Fourth Quarter 2013 Highlights
· | Net income attributable to common stockholders of $170,874, or $0.02 per diluted common share |
· | Book value attributable to common stockholders of $16.66 per common share at December 31, 2013 as compared to $16.56 per common share at September 30, 2013 |
· | FFO of $711,323, or $0.07 per diluted common share (see Non-GAAP Financial Measures) |
· | Recorded $557,000 in reversals of allowance for loan losses and $111,000 provision for loan losses ($446,000 net reversal) |
· | Recorded $666,000 in impairment losses on real estate properties |
· | The Company repurchased 367,050 shares of its common stock at an aggregate cost of $4.56 million including commissions, or a weighted-average cost of $12.43 per share |
Year 2013 Highlights
· | Completed reorganization on May 20, 2013 in order to qualify as a real estate investment trust for federal income tax purposes |
· | Began trading on the NYSE MKT on July 1, 2013 |
· | Declared 2013 common dividends of $0.25 per share |
· | Net income attributable to common stockholders of $8,732,897, or $0.78 per diluted common share |
· | FFO of $937,980, or $0.08 per diluted common share (see Non-GAAP Financial Measures) |
· | Completed the full or partial sale of six real estate properties for net proceeds of $11,052,000 and gain on sale of $2,943,000 |
· | Recorded $7,913,000 in reversals of allowance for loan losses and $91,000 provision for loan losses ($7,822,000 net reversal) |
· | Recorded $666,000 in impairment losses on real estate properties |
· | The Company repurchased 403,910 shares of its common stock at an aggregate cost of $5.02 million including commissions, or a weighted-average cost of $12.44 per share |
“2013 was an important year for Owens Realty Mortgage. Having successfully completed the merger of Owens Mortgage Investment Fund into the Company and the listing of our common stock on the NYSE MKT, we have directed our efforts to resuming lending activities and the continued development and improvement of certain properties held in the portfolio, and the disposing of our real estate assets at opportune times. Although less than a year since our conversion to a REIT, we have made positive progress towards achieving these goals.” stated William Owens, the Company’s Chairman and CEO.

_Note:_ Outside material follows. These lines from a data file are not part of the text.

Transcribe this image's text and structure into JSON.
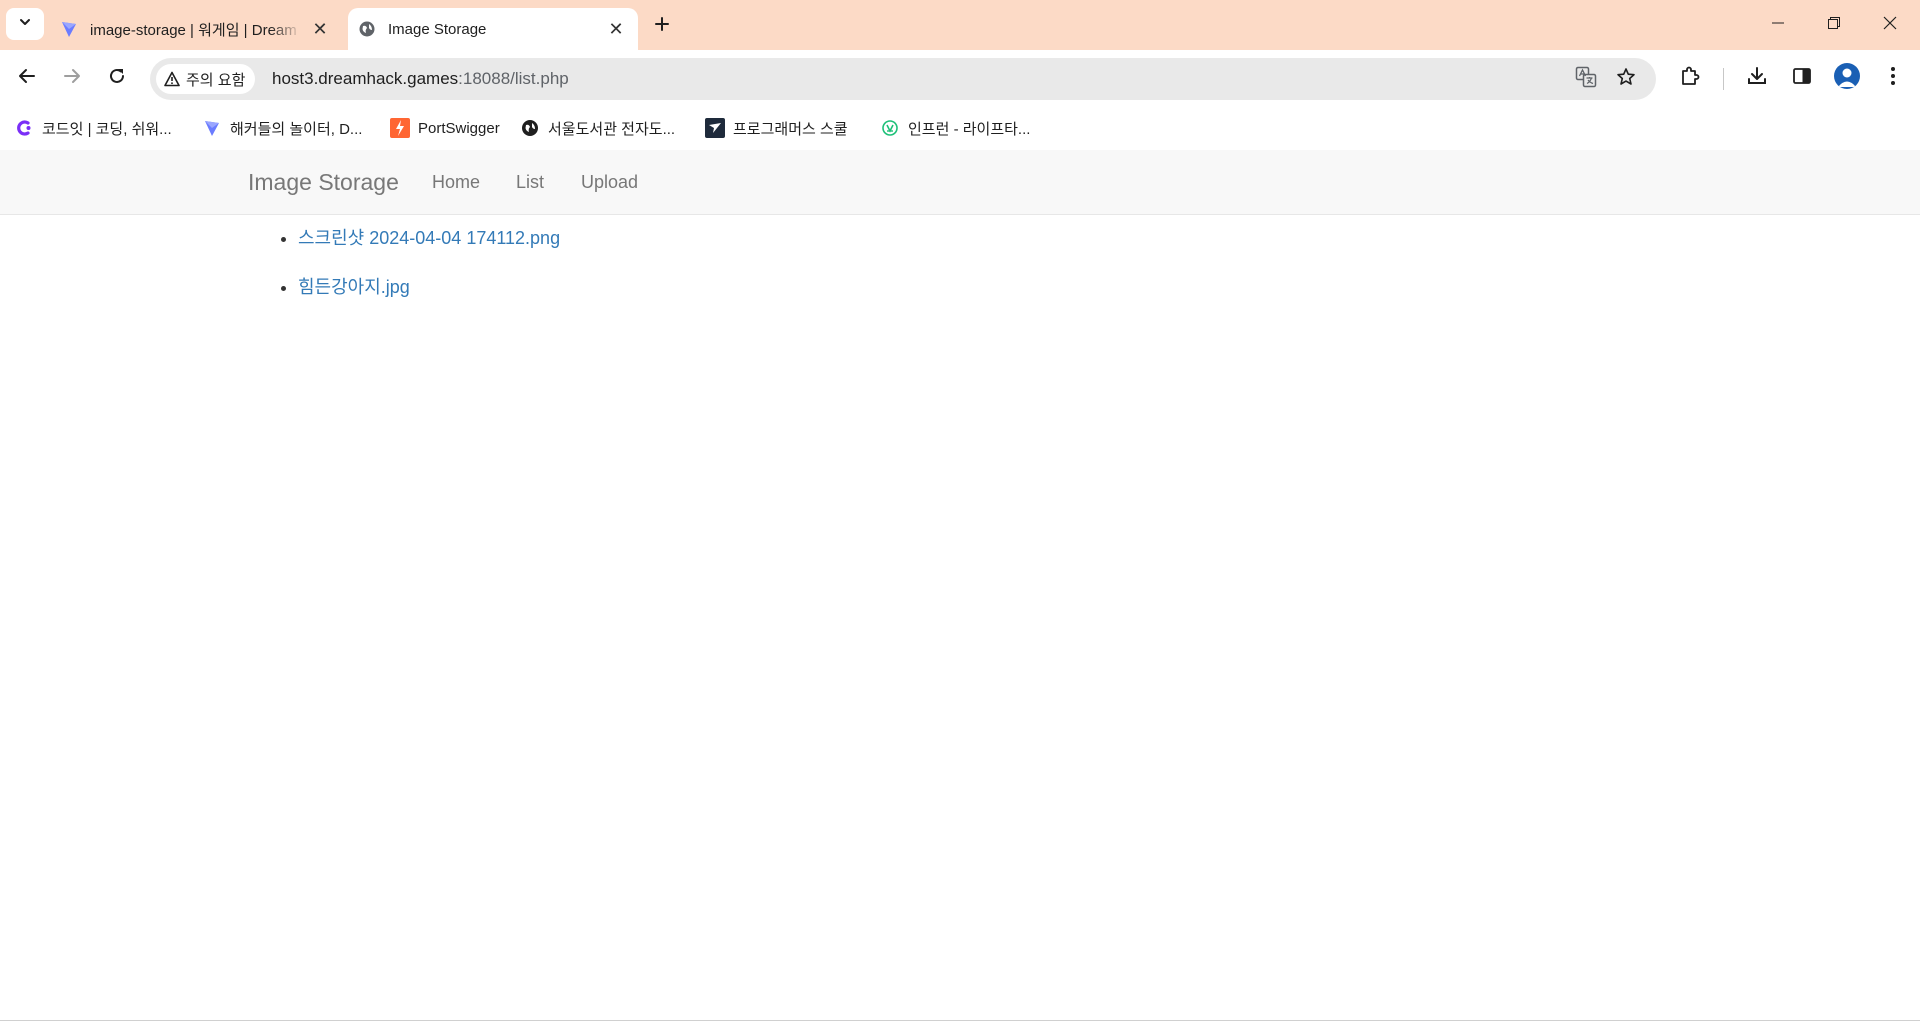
{
  "browser": {
    "tabs": [
      {
        "title": "image-storage | 워게임 | Dream",
        "favicon": "dreamhack-icon",
        "active": false
      },
      {
        "title": "Image Storage",
        "favicon": "globe-icon",
        "active": true
      }
    ],
    "close_glyph": "✕",
    "address": {
      "security_label": "주의 요함",
      "host": "host3.dreamhack.games",
      "path": ":18088/list.php"
    },
    "bookmarks": [
      {
        "label": "코드잇 | 코딩, 쉬워...",
        "icon": "codeit-icon"
      },
      {
        "label": "해커들의 놀이터, D...",
        "icon": "dreamhack-icon"
      },
      {
        "label": "PortSwigger",
        "icon": "portswigger-icon"
      },
      {
        "label": "서울도서관 전자도...",
        "icon": "globe-icon"
      },
      {
        "label": "프로그래머스 스쿨",
        "icon": "programmers-icon"
      },
      {
        "label": "인프런 - 라이프타...",
        "icon": "inflearn-icon"
      }
    ]
  },
  "page": {
    "brand": "Image Storage",
    "nav": [
      {
        "label": "Home"
      },
      {
        "label": "List"
      },
      {
        "label": "Upload"
      }
    ],
    "files": [
      {
        "name": "스크린샷 2024-04-04 174112.png"
      },
      {
        "name": "힘든강아지.jpg"
      }
    ],
    "colors": {
      "tabstrip": "#fcdac6",
      "link": "#337ab7",
      "navbar_bg": "#f8f8f8",
      "navbar_text": "#777777"
    }
  }
}
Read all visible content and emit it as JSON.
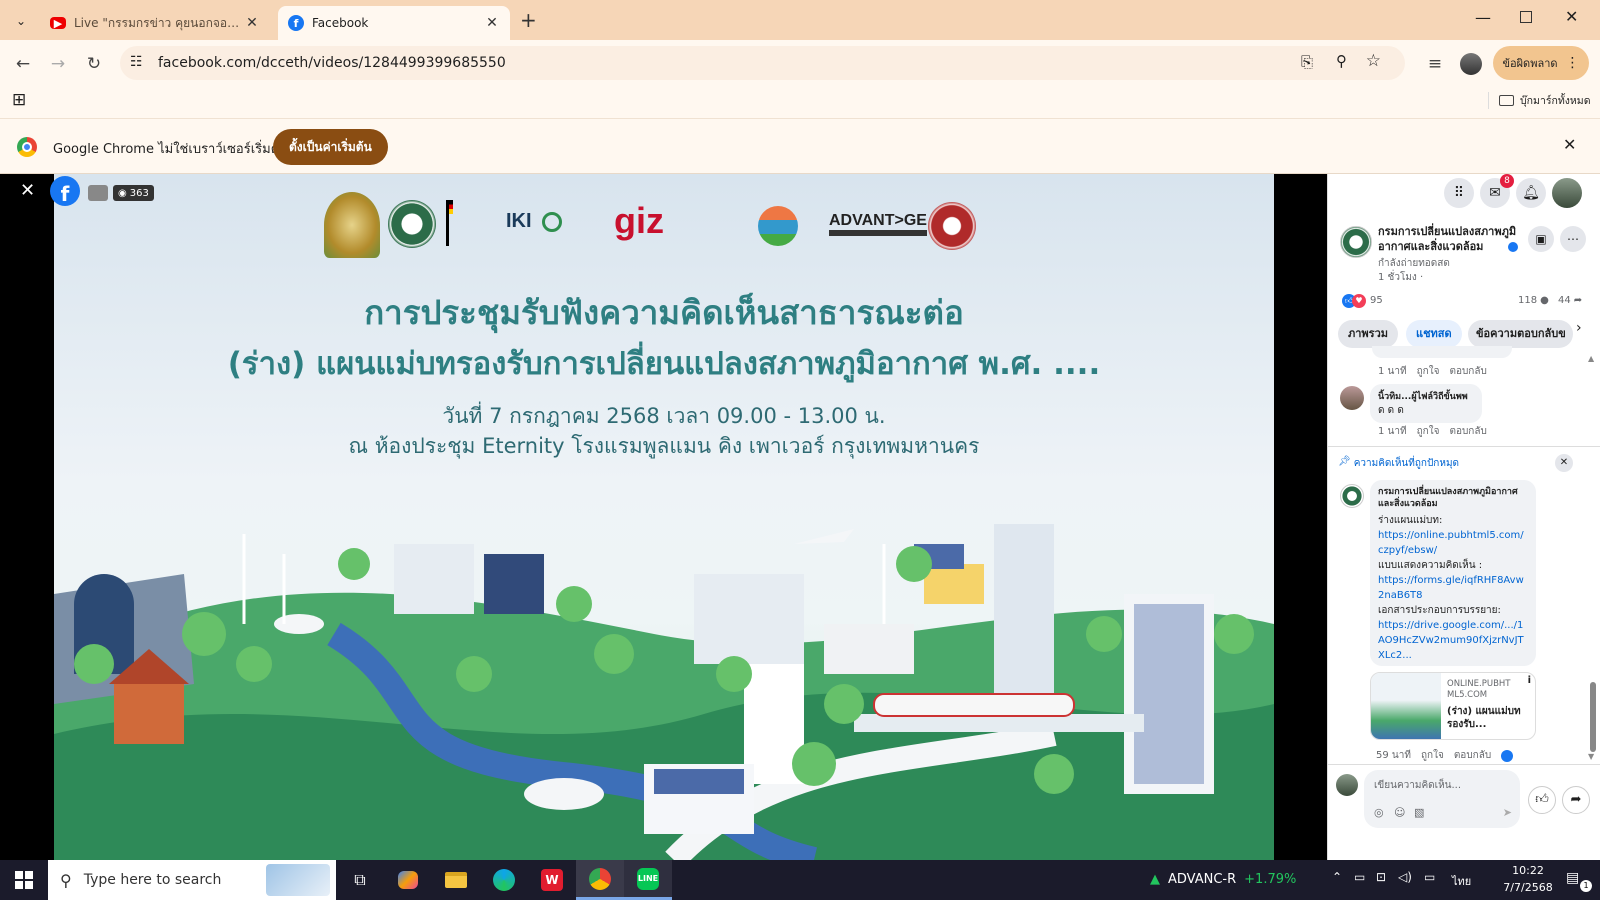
{
  "browser": {
    "tabs": [
      {
        "title": "Live \"กรรมกรข่าว คุยนอกจอ\" 7 กร",
        "favicon": "youtube-icon",
        "active": false
      },
      {
        "title": "Facebook",
        "favicon": "facebook-icon",
        "active": true
      }
    ],
    "url": "facebook.com/dcceth/videos/1284499399685550",
    "error_button": "ข้อผิดพลาด",
    "bookmarks_label": "บุ๊กมาร์กทั้งหมด",
    "infobar": {
      "message": "Google Chrome ไม่ใช่เบราว์เซอร์เริ่มต้น",
      "button": "ตั้งเป็นค่าเริ่มต้น"
    }
  },
  "viewer": {
    "view_count": "363",
    "slide": {
      "title_line1": "การประชุมรับฟังความคิดเห็นสาธารณะต่อ",
      "title_line2": "(ร่าง) แผนแม่บทรองรับการเปลี่ยนแปลงสภาพภูมิอากาศ พ.ศ. ....",
      "date_line": "วันที่ 7 กรกฎาคม 2568 เวลา 09.00 - 13.00 น.",
      "venue_line": "ณ ห้องประชุม Eternity โรงแรมพูลแมน คิง เพาเวอร์ กรุงเทพมหานคร",
      "logo_iki": "IKI",
      "logo_giz": "giz",
      "logo_advantage": "ADVANT>GE"
    }
  },
  "sidebar": {
    "messenger_badge": "8",
    "page_name": "กรมการเปลี่ยนแปลงสภาพภูมิอากาศและสิ่งแวดล้อม",
    "live_status": "กำลังถ่ายทอดสด",
    "time": "1 ชั่วโมง ·",
    "reactions": "95",
    "comments_count": "118",
    "shares_count": "44",
    "tabs": [
      "ภาพรวม",
      "แชทสด",
      "ข้อความตอบกลับข"
    ],
    "comments": [
      {
        "time": "1 นาที",
        "like": "ถูกใจ",
        "reply": "ตอบกลับ"
      },
      {
        "name": "นิ้วทิม...ผู้ไฟล์วิถีขั้นพพ",
        "text": "ด ด ด",
        "time": "1 นาที",
        "like": "ถูกใจ",
        "reply": "ตอบกลับ"
      }
    ],
    "pinned_label": "ความคิดเห็นที่ถูกปักหมุด",
    "pinned": {
      "name": "กรมการเปลี่ยนแปลงสภาพภูมิอากาศและสิ่งแวดล้อม",
      "l1": "ร่างแผนแม่บท:",
      "link1": "https://online.pubhtml5.com/czpyf/ebsw/",
      "l2": "แบบแสดงความคิดเห็น :",
      "link2": "https://forms.gle/iqfRHF8Avw2naB6T8",
      "l3": "เอกสารประกอบการบรรยาย:",
      "link3": "https://drive.google.com/.../1AO9HcZVw2mum90fXjzrNvJTXLc2...",
      "preview_domain": "ONLINE.PUBHTML5.COM",
      "preview_title": "(ร่าง) แผนแม่บทรองรับ...",
      "time": "59 นาที",
      "like": "ถูกใจ",
      "reply": "ตอบกลับ"
    },
    "comment_placeholder": "เขียนความคิดเห็น..."
  },
  "taskbar": {
    "search_placeholder": "Type here to search",
    "stock_name": "ADVANC-R",
    "stock_change": "+1.79%",
    "lang": "ไทย",
    "time": "10:22",
    "date": "7/7/2568",
    "notif_count": "1"
  }
}
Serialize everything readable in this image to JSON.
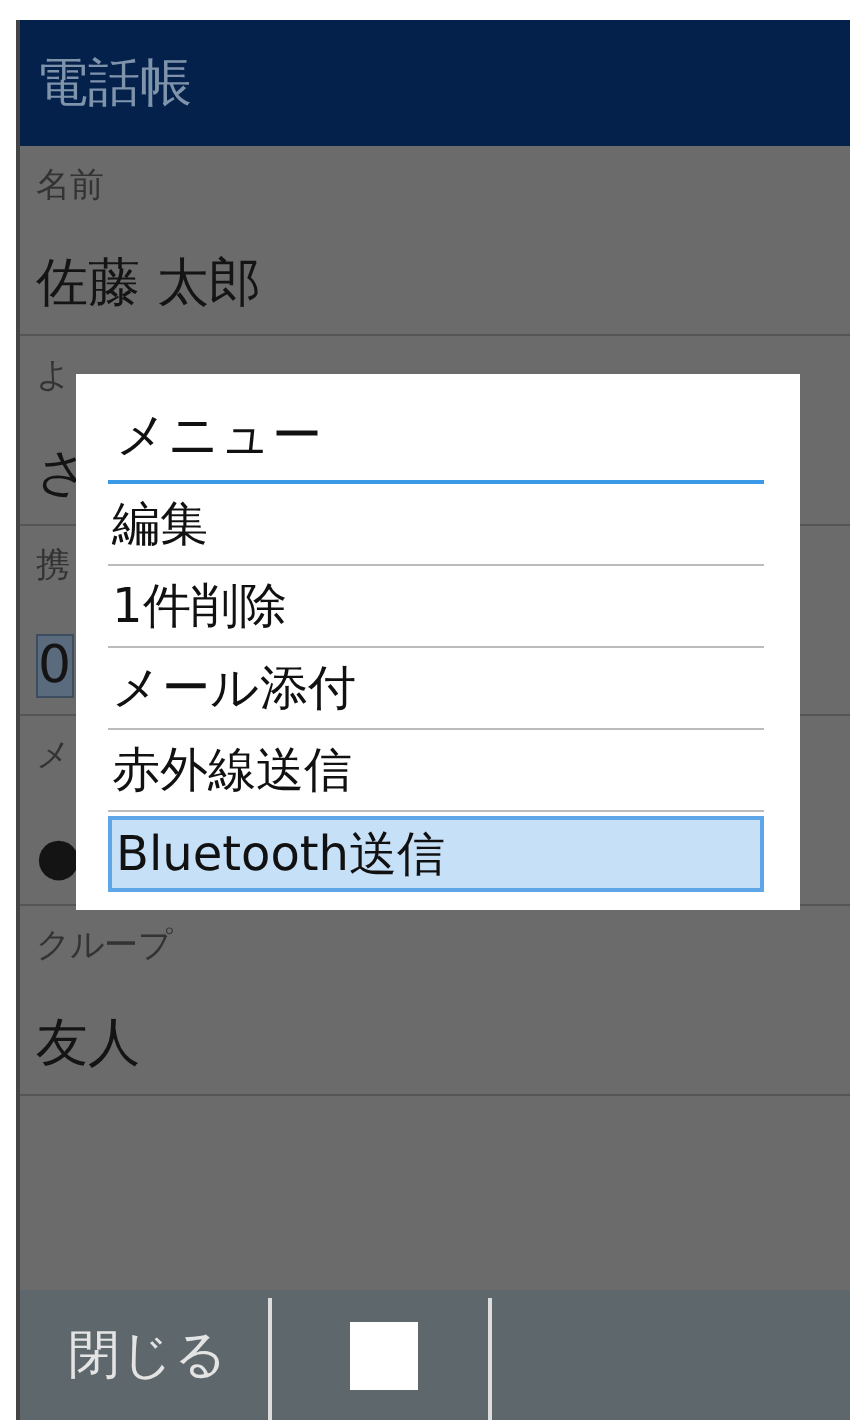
{
  "header": {
    "title": "電話帳"
  },
  "fields": [
    {
      "label": "名前",
      "value": "佐藤 太郎",
      "selected": false
    },
    {
      "label": "よ",
      "value": "さ",
      "selected": false
    },
    {
      "label": "携",
      "value": "0",
      "selected": true
    },
    {
      "label": "メ",
      "value": "●",
      "selected": false
    },
    {
      "label": "クループ",
      "value": "友人",
      "selected": false
    }
  ],
  "menu": {
    "title": "メニュー",
    "items": [
      {
        "label": "編集",
        "selected": false
      },
      {
        "label": "1件削除",
        "selected": false
      },
      {
        "label": "メール添付",
        "selected": false
      },
      {
        "label": "赤外線送信",
        "selected": false
      },
      {
        "label": "Bluetooth送信",
        "selected": true
      }
    ]
  },
  "footer": {
    "buttons": [
      {
        "kind": "text",
        "label": "閉じる"
      },
      {
        "kind": "square"
      }
    ]
  }
}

Fourth Quarter and 2013 Financial Results
The Company reported net income attributable to common stockholders of $170,874 or $0.02 per basic and diluted common share for the three months ended December 31, 2013 as compared to a net loss of $(1,922,420) or $(0.17) per basic and diluted common share for the corresponding quarter of the prior year. The fourth quarter 2013 net income attributable to common stockholders includes recognition of previously deferred gain of approximately $233,000 from the sale of the office and condominium units in Oakland, California in 2013 due to a partial repayment of the carryback loan in the amount of $1,554,000 during the quarter, approximately $446,000 of income from the reversal of the provision for loan losses primarily related to a decrease in the specific loan loss allowance on one loan due to a new appraisal obtained that indicated a higher fair value of the securing collateral, and impairment losses of approximately $666,000 recognized on two real estate properties as a result of new appraisals obtained.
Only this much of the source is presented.